謝老夫人今日精神不錯,隔著長廊都能聽到笑聲,“你是不知道,那丫頭機靈著呢,有事兒她藏得住,一點馬腳都沒露出來,糧食一賣,所有人都信了……”
“祖母,母親。”謝劭到了跟前,還是沒看到溫殊色,但人都來了,只能上前先問安。
一旁安叔手里捧著一疊地契,彎腰喚了一聲,“三公子。”
謝老夫人見是謝劭神色一喜,招呼到坐到了自己跟前,看著他身上體面的官服,越瞧越喜歡,“菩薩保佑,我孫兒還能有今日這番造化。”
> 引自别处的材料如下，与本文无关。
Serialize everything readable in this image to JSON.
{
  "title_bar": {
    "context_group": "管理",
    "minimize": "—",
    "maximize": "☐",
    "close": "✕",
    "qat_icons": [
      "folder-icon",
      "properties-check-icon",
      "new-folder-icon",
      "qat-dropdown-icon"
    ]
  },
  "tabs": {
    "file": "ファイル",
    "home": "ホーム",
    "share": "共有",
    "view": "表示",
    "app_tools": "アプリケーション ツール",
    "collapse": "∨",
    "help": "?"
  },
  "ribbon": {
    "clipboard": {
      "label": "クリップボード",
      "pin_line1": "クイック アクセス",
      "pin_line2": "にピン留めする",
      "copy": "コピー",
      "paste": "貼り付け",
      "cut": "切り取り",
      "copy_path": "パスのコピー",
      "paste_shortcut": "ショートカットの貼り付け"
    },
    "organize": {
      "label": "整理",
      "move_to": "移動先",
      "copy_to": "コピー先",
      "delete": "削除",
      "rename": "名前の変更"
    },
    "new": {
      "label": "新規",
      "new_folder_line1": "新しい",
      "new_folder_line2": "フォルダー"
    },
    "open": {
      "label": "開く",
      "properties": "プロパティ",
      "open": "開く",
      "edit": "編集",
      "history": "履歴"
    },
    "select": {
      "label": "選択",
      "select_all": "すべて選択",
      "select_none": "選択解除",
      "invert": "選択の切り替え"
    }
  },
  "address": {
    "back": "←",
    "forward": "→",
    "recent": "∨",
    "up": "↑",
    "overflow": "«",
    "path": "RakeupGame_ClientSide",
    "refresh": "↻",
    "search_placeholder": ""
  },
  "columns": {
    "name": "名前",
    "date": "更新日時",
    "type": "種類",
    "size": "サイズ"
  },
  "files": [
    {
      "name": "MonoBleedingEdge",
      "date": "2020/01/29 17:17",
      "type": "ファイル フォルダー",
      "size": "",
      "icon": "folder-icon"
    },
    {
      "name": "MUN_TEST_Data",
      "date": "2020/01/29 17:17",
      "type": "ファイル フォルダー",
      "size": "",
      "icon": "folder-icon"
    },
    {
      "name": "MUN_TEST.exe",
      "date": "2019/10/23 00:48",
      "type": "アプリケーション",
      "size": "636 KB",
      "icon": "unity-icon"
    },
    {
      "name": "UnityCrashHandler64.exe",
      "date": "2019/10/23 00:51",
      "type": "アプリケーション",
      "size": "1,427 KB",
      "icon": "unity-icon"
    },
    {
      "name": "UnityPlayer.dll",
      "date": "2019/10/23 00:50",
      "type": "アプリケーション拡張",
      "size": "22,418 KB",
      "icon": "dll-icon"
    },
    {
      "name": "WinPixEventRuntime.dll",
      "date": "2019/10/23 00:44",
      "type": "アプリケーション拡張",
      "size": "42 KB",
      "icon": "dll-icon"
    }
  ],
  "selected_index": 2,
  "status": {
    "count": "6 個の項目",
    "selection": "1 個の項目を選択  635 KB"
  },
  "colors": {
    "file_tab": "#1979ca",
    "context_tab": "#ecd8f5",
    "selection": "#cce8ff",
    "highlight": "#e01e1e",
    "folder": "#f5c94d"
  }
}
謝老夫人受了一場打擊,加之又有些暈船,緩了這幾日身子骨也恢復了不少,也終于有了精神同他說話,“當初祖母不忍見你自暴自棄,還想著替你把溫家大娘子換來,誰能想到陰差陽錯,竟然被咱們撿到了一個寶,殊色那丫頭,不僅人聰明,還是個會持家的。”
再次在溫殊色身上聽到持家兩字,謝劭還是有些疑惑。
當是祖母喜愛她,看什么都順眼了,往屋里望了望,不知道人去了哪兒。
正欲問,謝老夫人輕聲一嘆,“要不是她,咱們謝家的家產真就敗光了,哪里還有這些宅子和鋪面良田,虧她還蒙受了這些日子的冤枉。”
第97章
謝家的家產還在,只不過換了個地方,搬來了東都。
相國寺的邊上的宅子,也不是用他的賞金買的,原本就是謝家的。
小娘子從始至終都知道,就在一旁眼睜睜地看著他吃苦,看著他被錢財逼得走投無路……
果然是個會持家的賢妻。
內心波濤洶涌,面上卻一副平靜,轉頭問二夫人,“她人呢。”
“去了明家,說晚點回來。”二夫人瞅了一眼他臉色,奉勸道:“別給自己找事,收不了場,還得自己去拾臉面。”